At the same time, we are grieving the life that has become normal for us here. We are thinking of the people we have not seen since they, too, stepped into the void. We are thinking of the people we may never see again after we have left. We are thinking of sunny Saturday mornings, playing soccer in our pyjamas with the neighbour’s kids; moments of unparalleled collegiality with our co-workers; periods of venting, whining, and laughing about the obstacles that spoiled, first-world travellers feel unequipped to face, even after years of incremental adjustments. We are thinking of the things we haven’t yet done, and will likely not get to, as our time here closes in on us. We are all thinking, “No one who hasn’t lived here can ever truly understand us again.” This place has changed us. We are not leaving as we came. Our very identities are in flux.

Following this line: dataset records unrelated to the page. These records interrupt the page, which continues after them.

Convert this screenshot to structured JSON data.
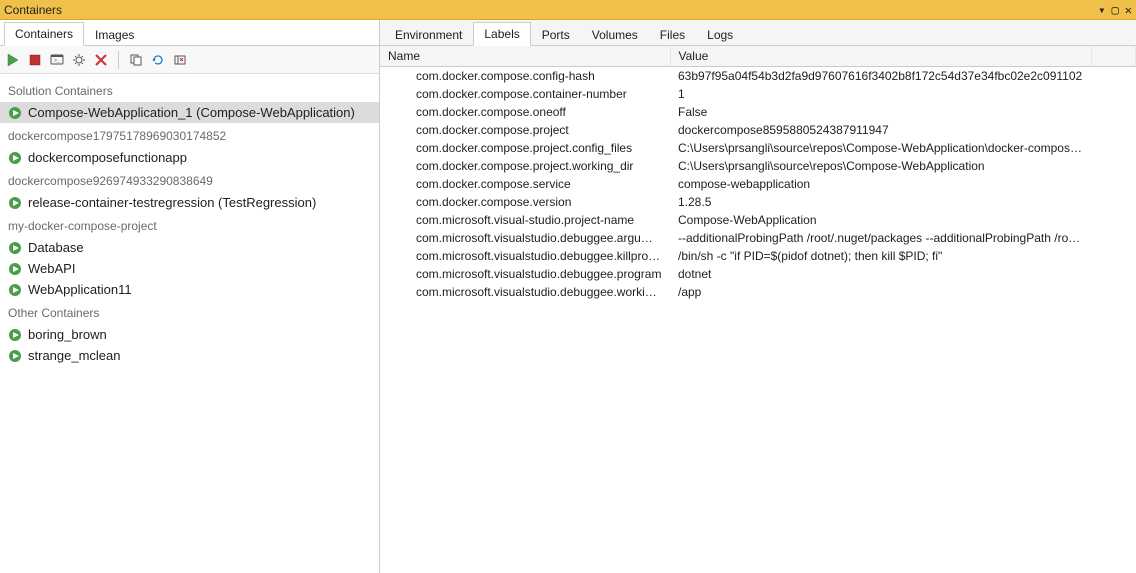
{
  "window": {
    "title": "Containers"
  },
  "leftTabs": [
    {
      "label": "Containers",
      "active": true
    },
    {
      "label": "Images",
      "active": false
    }
  ],
  "toolbar": {
    "icons": [
      "start",
      "stop",
      "attach",
      "settings",
      "delete",
      "branch",
      "refresh",
      "prune"
    ]
  },
  "tree": {
    "groups": [
      {
        "label": "Solution Containers",
        "items": [
          {
            "name": "Compose-WebApplication_1 (Compose-WebApplication)",
            "selected": true
          }
        ]
      },
      {
        "label": "dockercompose17975178969030174852",
        "items": [
          {
            "name": "dockercomposefunctionapp"
          }
        ]
      },
      {
        "label": "dockercompose926974933290838649",
        "items": [
          {
            "name": "release-container-testregression (TestRegression)"
          }
        ]
      },
      {
        "label": "my-docker-compose-project",
        "items": [
          {
            "name": "Database"
          },
          {
            "name": "WebAPI"
          },
          {
            "name": "WebApplication11"
          }
        ]
      },
      {
        "label": "Other Containers",
        "items": [
          {
            "name": "boring_brown"
          },
          {
            "name": "strange_mclean"
          }
        ]
      }
    ]
  },
  "rightTabs": [
    {
      "label": "Environment",
      "active": false
    },
    {
      "label": "Labels",
      "active": true
    },
    {
      "label": "Ports",
      "active": false
    },
    {
      "label": "Volumes",
      "active": false
    },
    {
      "label": "Files",
      "active": false
    },
    {
      "label": "Logs",
      "active": false
    }
  ],
  "grid": {
    "columns": [
      "Name",
      "Value"
    ],
    "rows": [
      {
        "name": "com.docker.compose.config-hash",
        "value": "63b97f95a04f54b3d2fa9d97607616f3402b8f172c54d37e34fbc02e2c091102"
      },
      {
        "name": "com.docker.compose.container-number",
        "value": "1"
      },
      {
        "name": "com.docker.compose.oneoff",
        "value": "False"
      },
      {
        "name": "com.docker.compose.project",
        "value": "dockercompose8595880524387911947"
      },
      {
        "name": "com.docker.compose.project.config_files",
        "value": "C:\\Users\\prsangli\\source\\repos\\Compose-WebApplication\\docker-compose.yml..."
      },
      {
        "name": "com.docker.compose.project.working_dir",
        "value": "C:\\Users\\prsangli\\source\\repos\\Compose-WebApplication"
      },
      {
        "name": "com.docker.compose.service",
        "value": "compose-webapplication"
      },
      {
        "name": "com.docker.compose.version",
        "value": "1.28.5"
      },
      {
        "name": "com.microsoft.visual-studio.project-name",
        "value": "Compose-WebApplication"
      },
      {
        "name": "com.microsoft.visualstudio.debuggee.arguments",
        "value": " --additionalProbingPath /root/.nuget/packages --additionalProbingPath /root/...."
      },
      {
        "name": "com.microsoft.visualstudio.debuggee.killprogram",
        "value": "/bin/sh -c \"if PID=$(pidof dotnet); then kill $PID; fi\""
      },
      {
        "name": "com.microsoft.visualstudio.debuggee.program",
        "value": "dotnet"
      },
      {
        "name": "com.microsoft.visualstudio.debuggee.workingdire...",
        "value": "/app"
      }
    ]
  }
}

Most pressing, for most of us, is the mundane but overwhelming pressure to support ourselves after our four remaining paycheques run out. A very few of us have already secured employment in some new and unfamiliar location, and are in the throes of preparing for the move. But most of us are facing the very real threat of unemployment, and it’s a terrible, terrible feeling.

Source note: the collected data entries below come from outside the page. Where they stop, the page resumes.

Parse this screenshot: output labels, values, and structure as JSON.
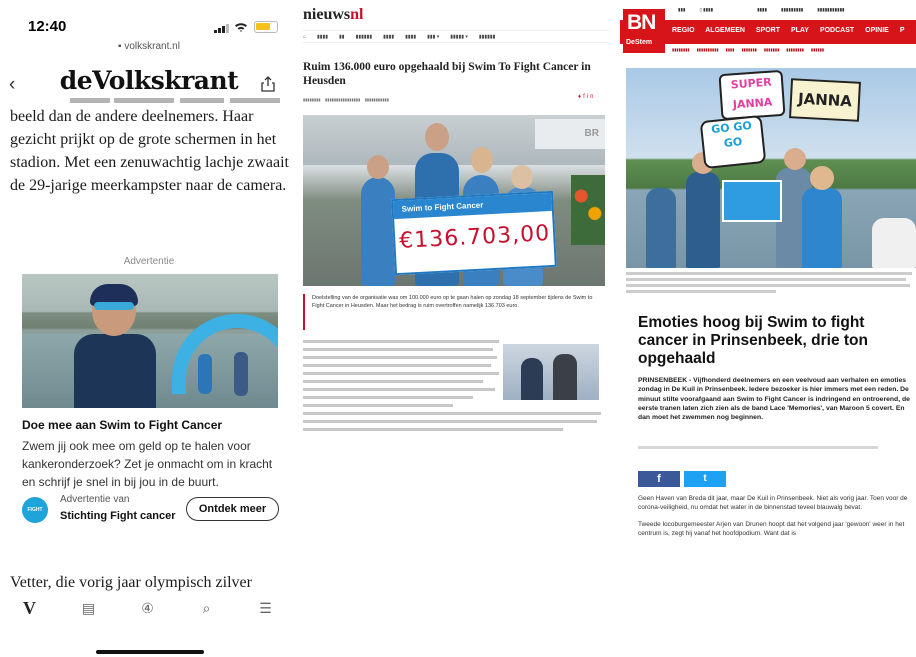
{
  "volkskrant": {
    "status": {
      "time": "12:40"
    },
    "url": "volkskrant.nl",
    "logo": "deVolkskrant",
    "article_paragraph": "beeld dan de andere deelnemers. Haar gezicht prijkt op de grote schermen in het stadion. Met een zenuwachtig lachje zwaait de 29-jarige meerkampster naar de camera.",
    "ad": {
      "label": "Advertentie",
      "title": "Doe mee aan Swim to Fight Cancer",
      "body": "Zwem jij ook mee om geld op te halen voor kankeronderzoek? Zet je onmacht om in kracht en schrijf je snel in bij jou in de buurt.",
      "from_label": "Advertentie van",
      "org": "Stichting Fight cancer",
      "logo_text": "FIGHT",
      "cta": "Ontdek meer"
    },
    "next_paragraph": "Vetter, die vorig jaar olympisch zilver",
    "tabs": [
      {
        "icon": "V",
        "icon_name": "home-icon"
      },
      {
        "icon": "▤",
        "icon_name": "newspaper-icon"
      },
      {
        "icon": "④",
        "icon_name": "topics-icon"
      },
      {
        "icon": "⌕",
        "icon_name": "search-icon"
      },
      {
        "icon": "☰",
        "icon_name": "menu-icon"
      }
    ]
  },
  "nieuwsnl": {
    "logo_main": "nieuws",
    "logo_accent": "nl",
    "title": "Ruim 136.000 euro opgehaald bij Swim To Fight Cancer in Heusden",
    "cheque_header": "Swim to Fight Cancer",
    "cheque_amount": "€136.703,00",
    "lead": "Doelstelling van de organisatie was om 100.000 euro op te gaan halen op zondag 18 september tijdens de Swim to Fight Cancer in Heusden. Maar het bedrag is ruim overtroffen namelijk 136.703 euro."
  },
  "bndestem": {
    "logo_main": "BN",
    "logo_sub": "DeStem",
    "nav": [
      "REGIO",
      "ALGEMEEN",
      "SPORT",
      "PLAY",
      "PODCAST",
      "OPINIE",
      "P"
    ],
    "signs": {
      "super": "SUPER JANNA",
      "janna": "JANNA",
      "gogo": "GO GO GO"
    },
    "title": "Emoties hoog bij Swim to fight cancer in Prinsenbeek, drie ton opgehaald",
    "lead": "PRINSENBEEK - Vijfhonderd deelnemers en een veelvoud aan verhalen en emoties zondag in De Kuil in Prinsenbeek. Iedere bezoeker is hier immers met een reden. De minuut stilte voorafgaand aan Swim to Fight Cancer is indringend en ontroerend, de eerste tranen laten zich zien als de band Lace 'Memories', van Maroon 5 covert. En dan moet het zwemmen nog beginnen.",
    "share_fb": "f",
    "share_tw": "t",
    "body_1": "Geen Haven van Breda dit jaar, maar De Kuil in Prinsenbeek. Niet als vorig jaar. Toen voor de corona-veiligheid, nu omdat het water in de binnenstad teveel blauwalg bevat.",
    "body_2": "Tweede locoburgemeester Arjen van Drunen hoopt dat het volgend jaar 'gewoon' weer in het centrum is, zegt hij vanaf het hoofdpodium. Want dat is"
  }
}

We are not young graduates just beginning our careers. Many of us are mid-career, middle-aged, experienced professionals, finding ourselves in the Ides of Life, overqualified for entry-level jobs that are going to people half our age. We see people not so very much older than us preparing to retire on full pensions. Some of us have families to provide for or financial obligations in our home countries. We cannot just step into a life of not being here, but not being anywhere else either. And despite the fact that we have continued to pay taxes in our home countries, our protracted absence has cut us off from the social services we have paid into throughout our careers.
There is a constant murmur among us. When we see each other in passing, we ask, delicately, if there have been any developments in the job search, and we sympathize with one another’s responses. Some of us have not had a single bite; others have had leads that have fallen through. Some are in that hopeful, anxious phase in between the interview and the follow-up. But we all relate to one another. In our best moments, we cheer one another on. In our worst, we despair together. And in our very, very worst, we despair alone.

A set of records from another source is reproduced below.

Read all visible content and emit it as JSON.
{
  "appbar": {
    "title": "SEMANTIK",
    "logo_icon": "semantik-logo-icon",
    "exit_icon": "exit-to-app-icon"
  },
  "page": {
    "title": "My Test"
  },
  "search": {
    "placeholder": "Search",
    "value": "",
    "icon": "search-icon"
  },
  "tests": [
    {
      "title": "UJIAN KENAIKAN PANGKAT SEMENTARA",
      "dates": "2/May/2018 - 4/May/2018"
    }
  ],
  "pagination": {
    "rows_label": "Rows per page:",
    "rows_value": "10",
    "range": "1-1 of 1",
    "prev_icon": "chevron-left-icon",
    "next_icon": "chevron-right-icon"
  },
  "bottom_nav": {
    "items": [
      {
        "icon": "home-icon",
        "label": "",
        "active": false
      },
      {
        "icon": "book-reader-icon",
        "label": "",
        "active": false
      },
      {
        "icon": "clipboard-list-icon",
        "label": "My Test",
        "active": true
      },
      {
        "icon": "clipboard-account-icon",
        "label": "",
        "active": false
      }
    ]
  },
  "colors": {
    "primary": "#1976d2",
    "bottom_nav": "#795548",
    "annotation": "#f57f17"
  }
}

“Don’t worry. You’ll find something.” That’s what people say to us all the time. Oh, how easy it is for others to have faith on our behalf! But even the “something” that we are poised to find is undefined. “Something” is not always a positive word.
So if you see us, zombie-eyed, pivoting on our own futures, give us a little love. If you’ve been there, and made it to the other side, send us your advice. If you’re staying here, relieved to be in a stable situation for another year at least, take us out for dinner and remind us that we still have a life here to enjoy and people to support us. And if you stayed put when we sailed forth however many years ago, and can’t relate at all to the unique experience of living between two worlds, offer us a welcome back to yours, and an embrace upon our return.
We are in the Ides of March, the Ides of Life, the Ides of Hope. Walk through it with us. We need you.